Like kale, this leafy green contains lutein and beta-carotene which are healthy for the eyes. Various studies have shown that these two antioxidants have the potential to reduce the risk of eye diseases such as cataracts and macular degeneration.
4. Watercress and romaine lettuce
Lettuce is a good source of fiber, folate, vitamin C, and iron. These vegetables are also high in water content, low in calories, and low in fat, so you can use them as a basic ingredient for vegetable salads for your diet.
Leaf lettuce that is high in water content such as watercress or iceberg lettuce may not contain as much fiber. Instead, you can use a denser lettuce such as romaine lettuce.
Cabbage comes from the same group of vegetables as kale, broccoli, and Brussels sprouts. Besides being high in vitamins and minerals, this group of green vegetables also contains glucosinolates. This substance is what gives cabbage its characteristic bitter taste.
A number of long-standing animal studies suggest that glucosinolates may have cancer-preventing potential. In addition, fermented cabbage can also nourish the digestive system, improve bowel movements, and strengthen the immune system.
Microgreens are small green vegetables grown from vegetable seeds or herbs in general. The size of this vegetable usually ranges from 2.5 – 7.5 centimeters and is not fully ripe when harvested.
Although immature and small in size, the nutritional content of microgreens is varied. According to a 2012 studyTrusted Source , these vegetables can contain 40 times more vitamins C, E, and K than vegetables in general.

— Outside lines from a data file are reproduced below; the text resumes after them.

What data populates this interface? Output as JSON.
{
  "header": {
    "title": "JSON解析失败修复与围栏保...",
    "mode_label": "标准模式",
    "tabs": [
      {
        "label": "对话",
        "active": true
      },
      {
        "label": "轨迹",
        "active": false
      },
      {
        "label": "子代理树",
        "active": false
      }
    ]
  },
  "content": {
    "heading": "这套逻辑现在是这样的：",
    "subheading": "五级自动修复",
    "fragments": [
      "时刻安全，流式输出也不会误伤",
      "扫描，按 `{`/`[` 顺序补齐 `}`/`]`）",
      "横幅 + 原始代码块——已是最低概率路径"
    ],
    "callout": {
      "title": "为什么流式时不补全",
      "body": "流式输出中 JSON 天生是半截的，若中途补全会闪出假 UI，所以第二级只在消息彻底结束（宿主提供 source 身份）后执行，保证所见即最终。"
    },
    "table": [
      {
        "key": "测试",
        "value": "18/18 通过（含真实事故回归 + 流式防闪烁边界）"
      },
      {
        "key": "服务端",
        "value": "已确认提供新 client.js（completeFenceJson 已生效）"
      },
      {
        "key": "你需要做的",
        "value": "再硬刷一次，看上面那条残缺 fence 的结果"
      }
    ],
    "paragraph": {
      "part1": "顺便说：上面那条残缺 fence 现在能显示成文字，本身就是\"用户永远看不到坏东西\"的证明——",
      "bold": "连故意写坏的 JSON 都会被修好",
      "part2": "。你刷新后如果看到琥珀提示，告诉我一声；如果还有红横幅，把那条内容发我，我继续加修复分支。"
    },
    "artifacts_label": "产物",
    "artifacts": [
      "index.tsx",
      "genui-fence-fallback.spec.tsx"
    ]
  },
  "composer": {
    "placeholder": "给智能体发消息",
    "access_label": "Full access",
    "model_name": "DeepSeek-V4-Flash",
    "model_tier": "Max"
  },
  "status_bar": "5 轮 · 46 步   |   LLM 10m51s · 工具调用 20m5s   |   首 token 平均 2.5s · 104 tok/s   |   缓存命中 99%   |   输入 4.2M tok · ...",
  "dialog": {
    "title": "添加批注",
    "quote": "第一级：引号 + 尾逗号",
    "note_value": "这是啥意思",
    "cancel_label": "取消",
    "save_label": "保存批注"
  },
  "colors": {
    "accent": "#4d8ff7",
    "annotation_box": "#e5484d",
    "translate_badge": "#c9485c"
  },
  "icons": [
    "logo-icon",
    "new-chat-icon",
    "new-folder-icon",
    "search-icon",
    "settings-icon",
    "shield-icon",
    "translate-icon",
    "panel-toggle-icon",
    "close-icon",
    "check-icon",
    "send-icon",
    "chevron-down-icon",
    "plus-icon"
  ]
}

Pakcoy is one of the best sources of vitamin K, calcium, zinc , and phosphorus. All of these nutrients play a role in maintaining bone density so that you are protected from the risk of osteoporosis and fractures.
In addition, pakcoy also contains more selenium than other green vegetables. Selenium plays a role in maintaining the immune system, helps the thyroid gland work, and has the potential to reduce the risk of a number of cancers.
Green vegetables are rich in fiber, vitamins, and minerals that the body needs to function properly. Therefore, don’t forget to include these vegetables in your daily menu so that you can reap the benefits.